As early as 10 days after a missed menstrual period (some methods can detect hCG even earlier, at one week after conception) or if your caregiver thinks that your symptoms suggest ectopic pregnancy, a failing pregnancy, trophoblastic disease, or germ cell tumors. hCG is a protein produced in the placenta of a pregnant woman. A pregnancy test is a specific blood or urine test that can detect hCG and confirm pregnancy. This hormone is able to be detected 10 days after a missed menstrual period, the time period when the fertilized egg is implanted in the woman's uterus. With some methods, hCG can be detected even earlier, at one week after conception.

During the early weeks of pregnancy, hCG is important in maintaining function of the corpus luteum (the mass of cells that forms from a mature egg). Production of hCG increases steadily during the first trimester (8-10 weeks), peaking around the 10th week after the last menstrual cycle. Levels then fall slowly during the remainder of the pregnancy. hCG is no longer detectable within a few weeks after delivery. hCG is also produced by some germ cell tumors and increased levels are seen in trophoblastic disease.


hCG is commonly detected in urine. The preferred specimen is a random urine sample collected first thing in the morning. hCG can also be measured in blood drawn from a vein in the arm.


Qualitative: negative in non-pregnant women; positive in pregnancy


  • Gestation less than 1 week: 5-50 Whole HCG (milli-international units/mL)

  • Gestation of 2 weeks: 50-500 Whole HCG (milli-international units/mL)

  • Gestation of 3 weeks: 100-10,000 Whole HCG (milli-international units/mL)

  • Gestation of 4 weeks: 1,000-30,000 Whole HCG (milli-international units/mL)

  • Gestation of 5 weeks 3,500-115,000 Whole HCG (milli-international units/mL)

  • Gestation of 6-8 weeks: 12,000-270,000 Whole HCG (milli-international units/mL)

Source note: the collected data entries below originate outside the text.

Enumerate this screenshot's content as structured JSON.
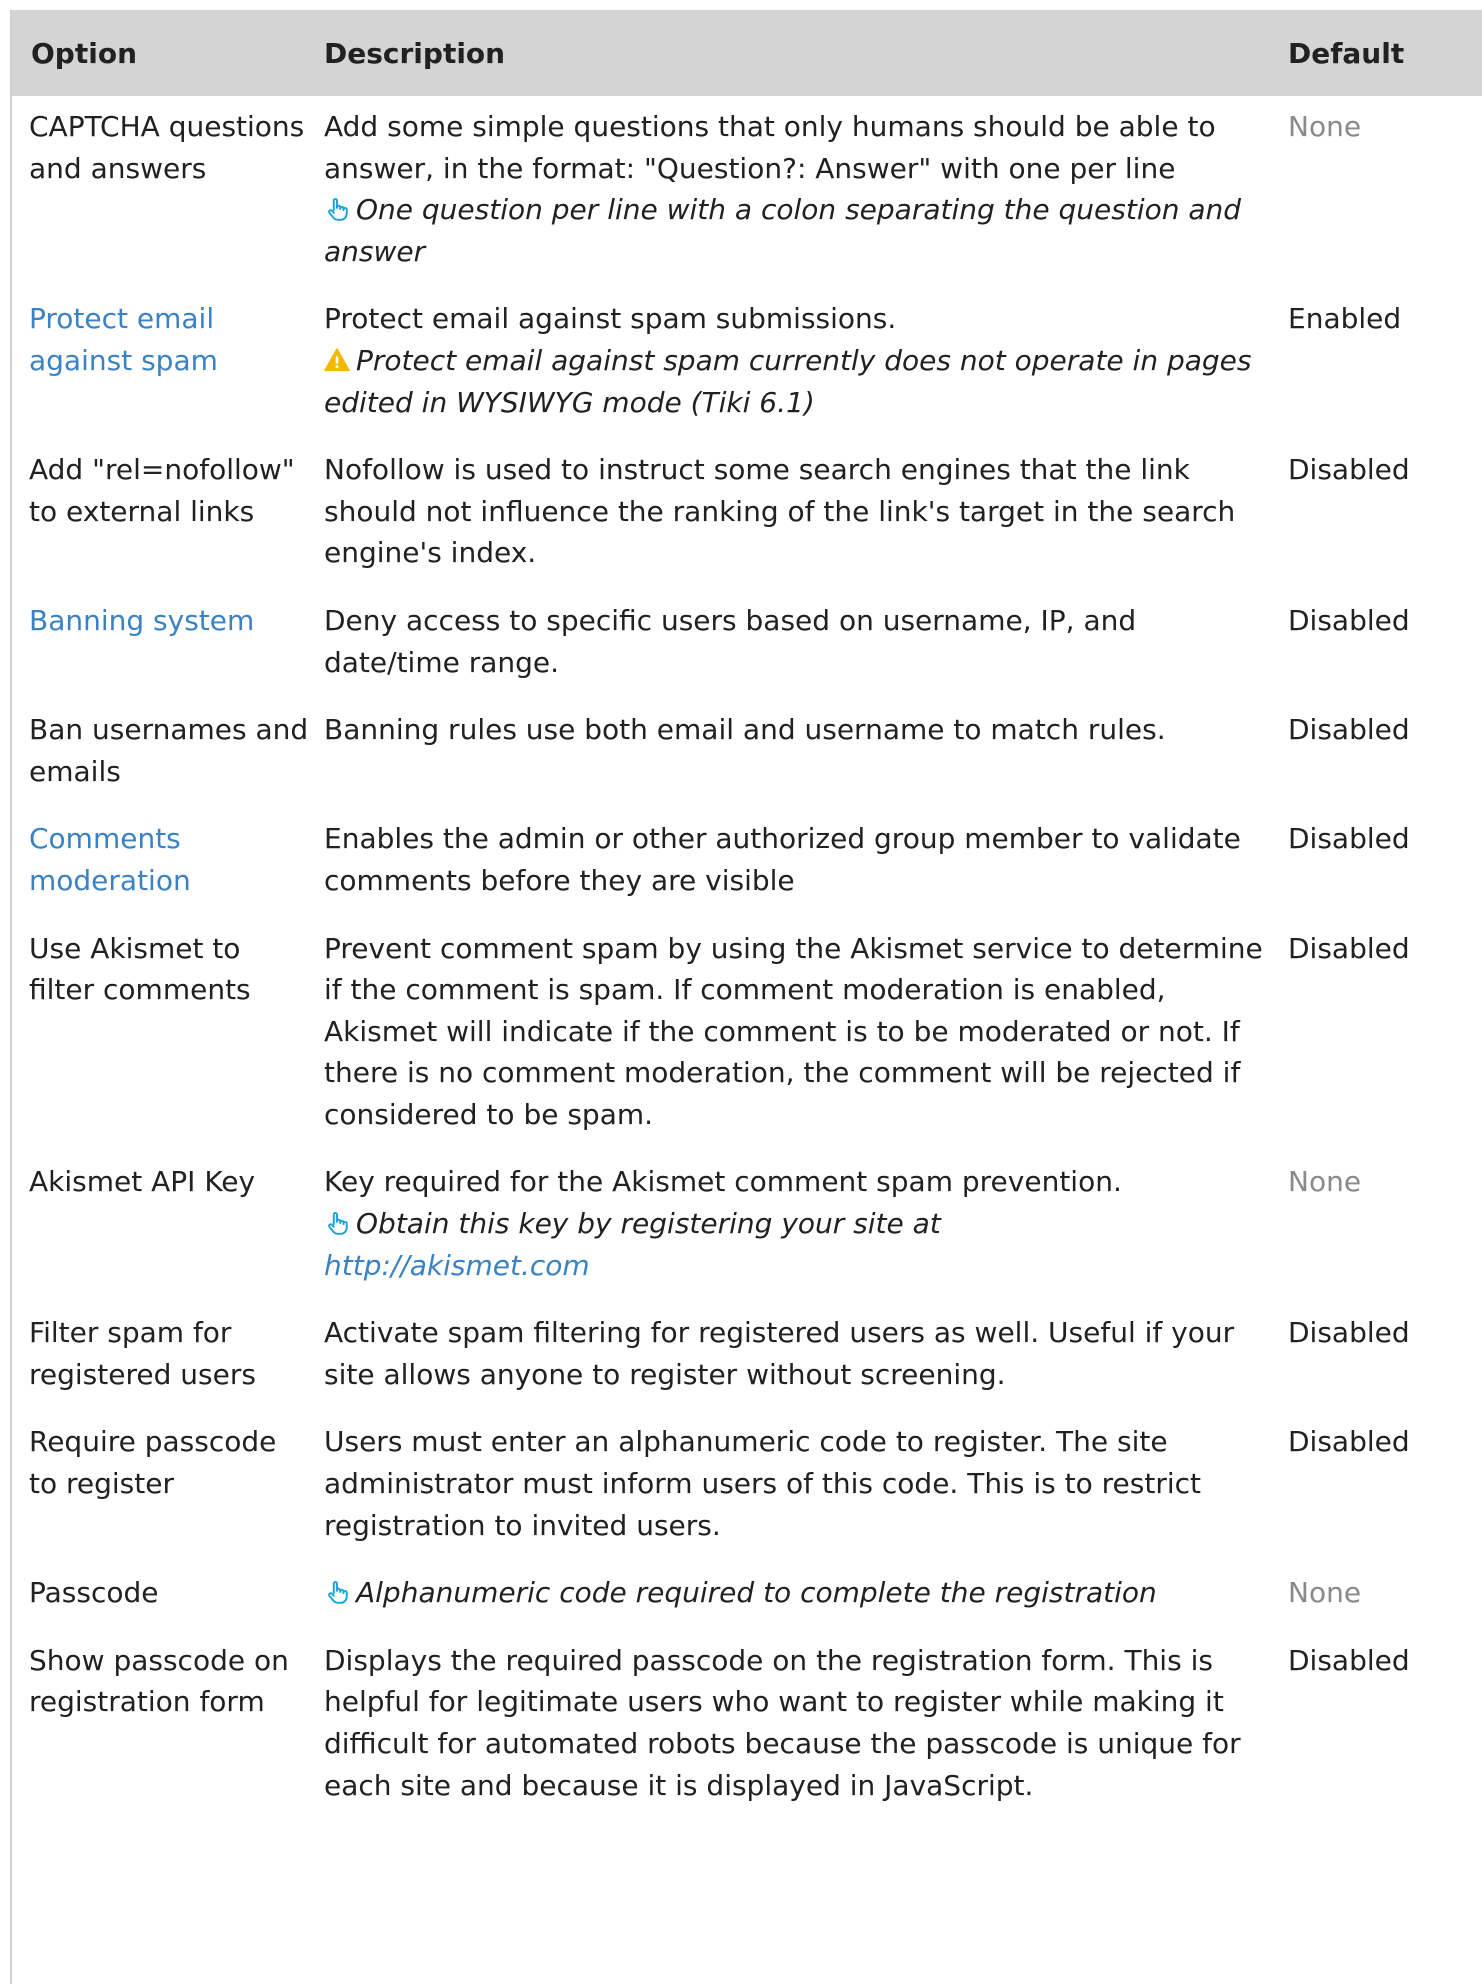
{
  "table": {
    "headers": {
      "option": "Option",
      "description": "Description",
      "default": "Default"
    },
    "rows": [
      {
        "option": "CAPTCHA questions and answers",
        "option_link": false,
        "description": "Add some simple questions that only humans should be able to answer, in the format: \"Question?: Answer\" with one per line",
        "note": "One question per line with a colon separating the question and answer",
        "note_icon": "hand-pointer-icon",
        "default": "None",
        "default_muted": true
      },
      {
        "option": "Protect email against spam",
        "option_link": true,
        "description": "Protect email against spam submissions.",
        "note": "Protect email against spam currently does not operate in pages edited in WYSIWYG mode (Tiki 6.1)",
        "note_icon": "warning-icon",
        "default": "Enabled",
        "default_muted": false
      },
      {
        "option": "Add \"rel=nofollow\" to external links",
        "option_link": false,
        "description": "Nofollow is used to instruct some search engines that the link should not influence the ranking of the link's target in the search engine's index.",
        "default": "Disabled",
        "default_muted": false
      },
      {
        "option": "Banning system",
        "option_link": true,
        "description": "Deny access to specific users based on username, IP, and date/time range.",
        "default": "Disabled",
        "default_muted": false
      },
      {
        "option": "Ban usernames and emails",
        "option_link": false,
        "description": "Banning rules use both email and username to match rules.",
        "default": "Disabled",
        "default_muted": false
      },
      {
        "option": "Comments moderation",
        "option_link": true,
        "description": "Enables the admin or other authorized group member to validate comments before they are visible",
        "default": "Disabled",
        "default_muted": false
      },
      {
        "option": "Use Akismet to filter comments",
        "option_link": false,
        "description": "Prevent comment spam by using the Akismet service to determine if the comment is spam. If comment moderation is enabled, Akismet will indicate if the comment is to be moderated or not. If there is no comment moderation, the comment will be rejected if considered to be spam.",
        "default": "Disabled",
        "default_muted": false
      },
      {
        "option": "Akismet API Key",
        "option_link": false,
        "description": "Key required for the Akismet comment spam prevention.",
        "note": "Obtain this key by registering your site at",
        "note_icon": "hand-pointer-icon",
        "note_link": "http://akismet.com",
        "default": "None",
        "default_muted": true
      },
      {
        "option": "Filter spam for registered users",
        "option_link": false,
        "description": "Activate spam filtering for registered users as well. Useful if your site allows anyone to register without screening.",
        "default": "Disabled",
        "default_muted": false
      },
      {
        "option": "Require passcode to register",
        "option_link": false,
        "description": "Users must enter an alphanumeric code to register. The site administrator must inform users of this code. This is to restrict registration to invited users.",
        "default": "Disabled",
        "default_muted": false
      },
      {
        "option": "Passcode",
        "option_link": false,
        "note": "Alphanumeric code required to complete the registration",
        "note_icon": "hand-pointer-icon",
        "default": "None",
        "default_muted": true
      },
      {
        "option": "Show passcode on registration form",
        "option_link": false,
        "description": "Displays the required passcode on the registration form. This is helpful for legitimate users who want to register while making it difficult for automated robots because the passcode is unique for each site and because it is displayed in JavaScript.",
        "default": "Disabled",
        "default_muted": false
      }
    ]
  },
  "colors": {
    "link": "#3b82c4",
    "header_bg": "#d4d4d4",
    "muted": "#8a8a8a",
    "hand_icon": "#1aa3d9",
    "warning_icon": "#f5b800"
  }
}
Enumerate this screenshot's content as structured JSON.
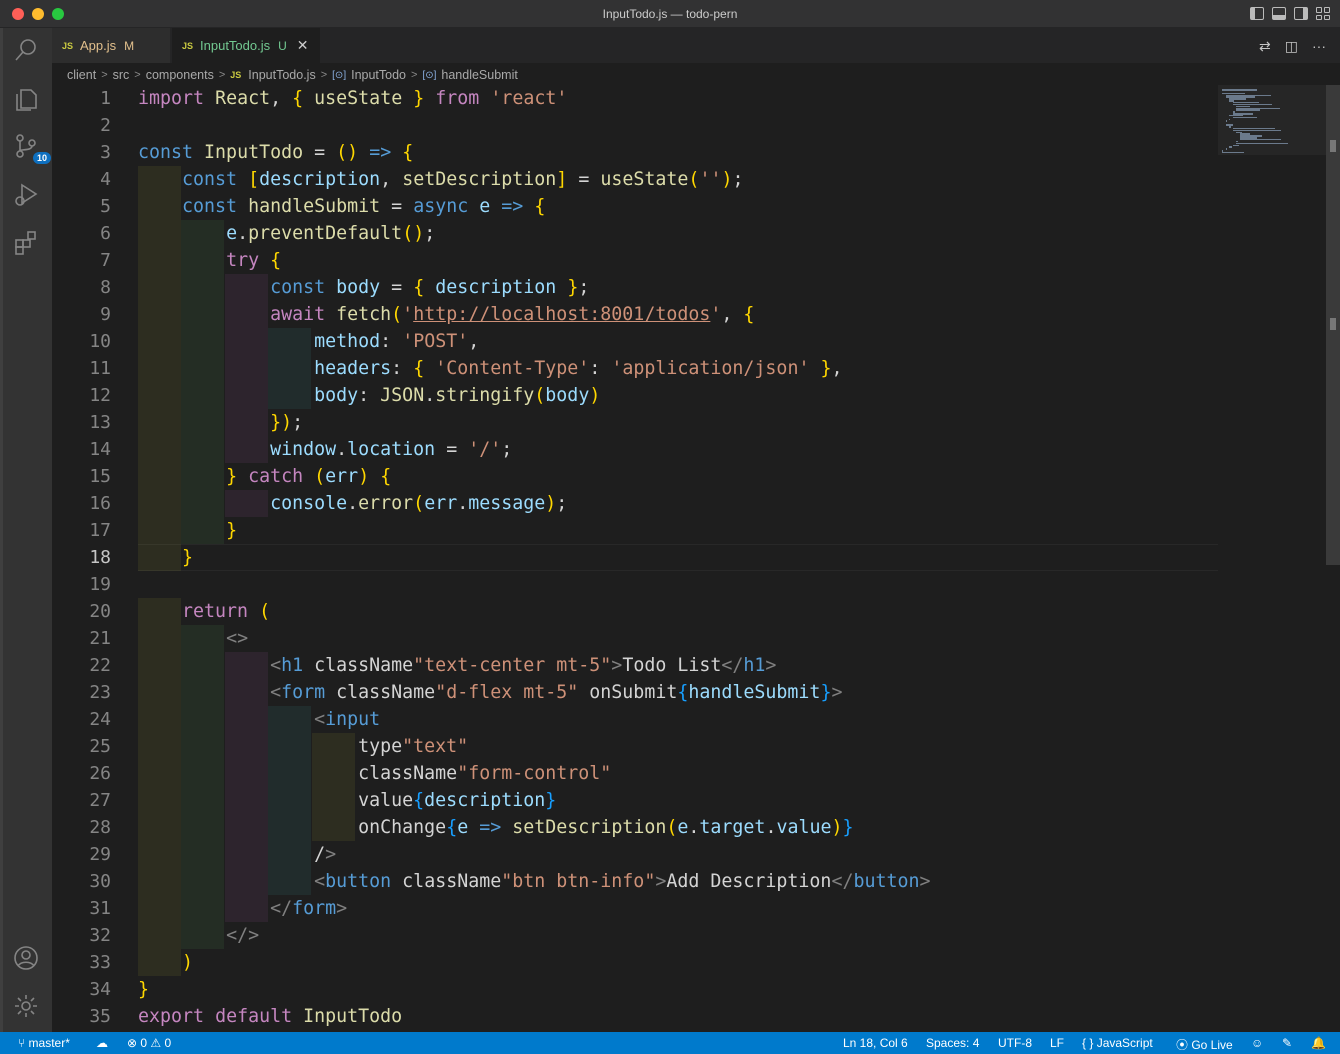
{
  "window": {
    "title": "InputTodo.js — todo-pern"
  },
  "activity": {
    "scm_badge": "10"
  },
  "tabs": [
    {
      "label": "App.js",
      "status": "M",
      "badge": "JS"
    },
    {
      "label": "InputTodo.js",
      "status": "U",
      "badge": "JS"
    }
  ],
  "breadcrumb": {
    "parts": [
      "client",
      "src",
      "components",
      "InputTodo.js",
      "InputTodo",
      "handleSubmit"
    ]
  },
  "editor": {
    "current_line": 18,
    "line_numbers": [
      "1",
      "2",
      "3",
      "4",
      "5",
      "6",
      "7",
      "8",
      "9",
      "10",
      "11",
      "12",
      "13",
      "14",
      "15",
      "16",
      "17",
      "18",
      "19",
      "20",
      "21",
      "22",
      "23",
      "24",
      "25",
      "26",
      "27",
      "28",
      "29",
      "30",
      "31",
      "32",
      "33",
      "34",
      "35"
    ],
    "lines": [
      "import React, { useState } from 'react'",
      "",
      "const InputTodo = () => {",
      "    const [description, setDescription] = useState('');",
      "    const handleSubmit = async e => {",
      "        e.preventDefault();",
      "        try {",
      "            const body = { description };",
      "            await fetch('http://localhost:8001/todos', {",
      "                method: 'POST',",
      "                headers: { 'Content-Type': 'application/json' },",
      "                body: JSON.stringify(body)",
      "            });",
      "            window.location = '/';",
      "        } catch (err) {",
      "            console.error(err.message);",
      "        }",
      "    }",
      "",
      "    return (",
      "        <>",
      "            <h1 className=\"text-center mt-5\">Todo List</h1>",
      "            <form className=\"d-flex mt-5\" onSubmit={handleSubmit}>",
      "                <input",
      "                    type=\"text\"",
      "                    className=\"form-control\"",
      "                    value={description}",
      "                    onChange={e => setDescription(e.target.value)}",
      "                />",
      "                <button className=\"btn btn-info\">Add Description</button>",
      "            </form>",
      "        </>",
      "    )",
      "}",
      "export default InputTodo"
    ]
  },
  "status": {
    "branch": "master*",
    "errors": "0",
    "warnings": "0",
    "position": "Ln 18, Col 6",
    "spaces": "Spaces: 4",
    "encoding": "UTF-8",
    "eol": "LF",
    "language": "JavaScript",
    "golive": "Go Live"
  }
}
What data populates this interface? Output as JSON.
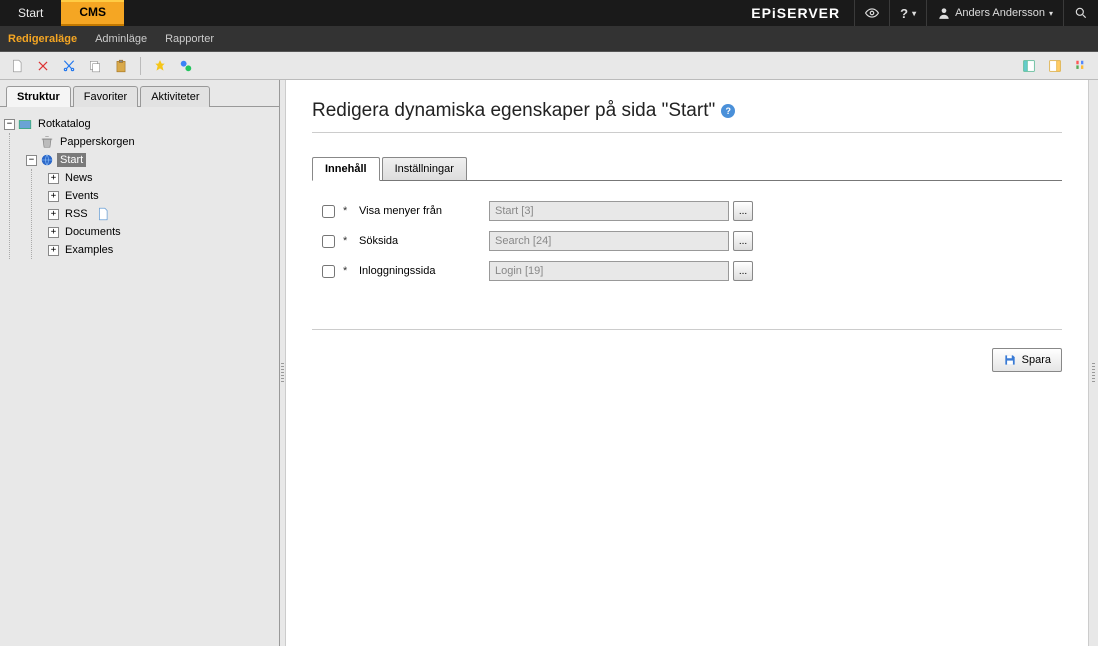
{
  "topbar": {
    "tabs": [
      {
        "label": "Start",
        "active": false
      },
      {
        "label": "CMS",
        "active": true
      }
    ],
    "brand": "EPiSERVER",
    "user": "Anders Andersson"
  },
  "menubar": {
    "items": [
      {
        "label": "Redigeraläge",
        "active": true
      },
      {
        "label": "Adminläge",
        "active": false
      },
      {
        "label": "Rapporter",
        "active": false
      }
    ]
  },
  "sidebar": {
    "tabs": [
      {
        "label": "Struktur",
        "active": true
      },
      {
        "label": "Favoriter",
        "active": false
      },
      {
        "label": "Aktiviteter",
        "active": false
      }
    ],
    "root": "Rotkatalog",
    "trash": "Papperskorgen",
    "selected": "Start",
    "children": [
      {
        "label": "News"
      },
      {
        "label": "Events"
      },
      {
        "label": "RSS"
      },
      {
        "label": "Documents"
      },
      {
        "label": "Examples"
      }
    ]
  },
  "content": {
    "title": "Redigera dynamiska egenskaper på sida \"Start\"",
    "tabs": [
      {
        "label": "Innehåll",
        "active": true
      },
      {
        "label": "Inställningar",
        "active": false
      }
    ],
    "rows": [
      {
        "label": "Visa menyer från",
        "value": "Start [3]"
      },
      {
        "label": "Söksida",
        "value": "Search [24]"
      },
      {
        "label": "Inloggningssida",
        "value": "Login [19]"
      }
    ],
    "save_label": "Spara"
  },
  "glyphs": {
    "star": "*",
    "ellipsis": "...",
    "help": "?",
    "plus": "+",
    "minus": "−"
  }
}
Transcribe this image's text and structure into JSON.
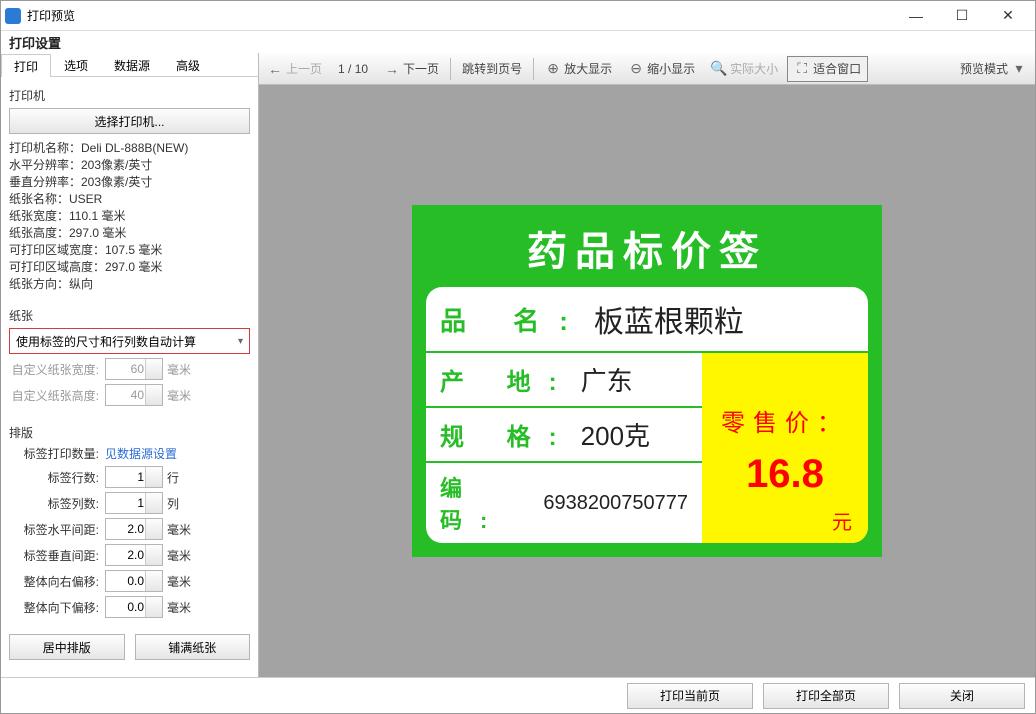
{
  "window": {
    "title": "打印预览"
  },
  "settings_title": "打印设置",
  "tabs": [
    "打印",
    "选项",
    "数据源",
    "高级"
  ],
  "printer": {
    "section": "打印机",
    "select_btn": "选择打印机...",
    "info": [
      "打印机名称：Deli DL-888B(NEW)",
      "水平分辨率：203像素/英寸",
      "垂直分辨率：203像素/英寸",
      "纸张名称：USER",
      "纸张宽度：110.1 毫米",
      "纸张高度：297.0 毫米",
      "可打印区域宽度：107.5 毫米",
      "可打印区域高度：297.0 毫米",
      "纸张方向：纵向"
    ]
  },
  "paper": {
    "section": "纸张",
    "mode": "使用标签的尺寸和行列数自动计算",
    "custom_w_label": "自定义纸张宽度:",
    "custom_w": "60",
    "custom_h_label": "自定义纸张高度:",
    "custom_h": "40",
    "unit": "毫米"
  },
  "layout": {
    "section": "排版",
    "count_label": "标签打印数量:",
    "count_link": "见数据源设置",
    "fields": [
      {
        "label": "标签行数:",
        "value": "1",
        "unit": "行"
      },
      {
        "label": "标签列数:",
        "value": "1",
        "unit": "列"
      },
      {
        "label": "标签水平间距:",
        "value": "2.0",
        "unit": "毫米"
      },
      {
        "label": "标签垂直间距:",
        "value": "2.0",
        "unit": "毫米"
      },
      {
        "label": "整体向右偏移:",
        "value": "0.0",
        "unit": "毫米"
      },
      {
        "label": "整体向下偏移:",
        "value": "0.0",
        "unit": "毫米"
      }
    ],
    "btn_center": "居中排版",
    "btn_fill": "铺满纸张"
  },
  "toolbar": {
    "prev": "上一页",
    "pos": "1 / 10",
    "next": "下一页",
    "goto": "跳转到页号",
    "zoomin": "放大显示",
    "zoomout": "缩小显示",
    "actual": "实际大小",
    "fit": "适合窗口",
    "mode": "预览模式"
  },
  "label": {
    "title": "药品标价签",
    "name_k": "品 名:",
    "name_v": "板蓝根颗粒",
    "origin_k": "产 地:",
    "origin_v": "广东",
    "spec_k": "规 格:",
    "spec_v": "200克",
    "code_k": "编 码:",
    "code_v": "6938200750777",
    "price_k": "零售价：",
    "price_v": "16.8",
    "price_u": "元"
  },
  "footer": {
    "print_current": "打印当前页",
    "print_all": "打印全部页",
    "close": "关闭"
  }
}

  • Gestation of 12 weeks: 15,000-220,000 Whole HCG (milli-international units/mL)

  • Males and non-pregnant females: less than 5 Whole HCG (milli-international units/mL)

Beta subunit: depends on the method and test used

Ranges for normal findings may vary among different laboratories and hospitals. You should always check with your doctor after having lab work or other tests done to discuss the meaning of your test results and whether your values are considered within normal limits.


Your caregiver will go over the test results with you and discuss the importance and meaning of your results, as well as treatment options and the need for additional tests if necessary.


It is your responsibility to obtain your test results. Ask the lab or department performing the test when and how you will get your results.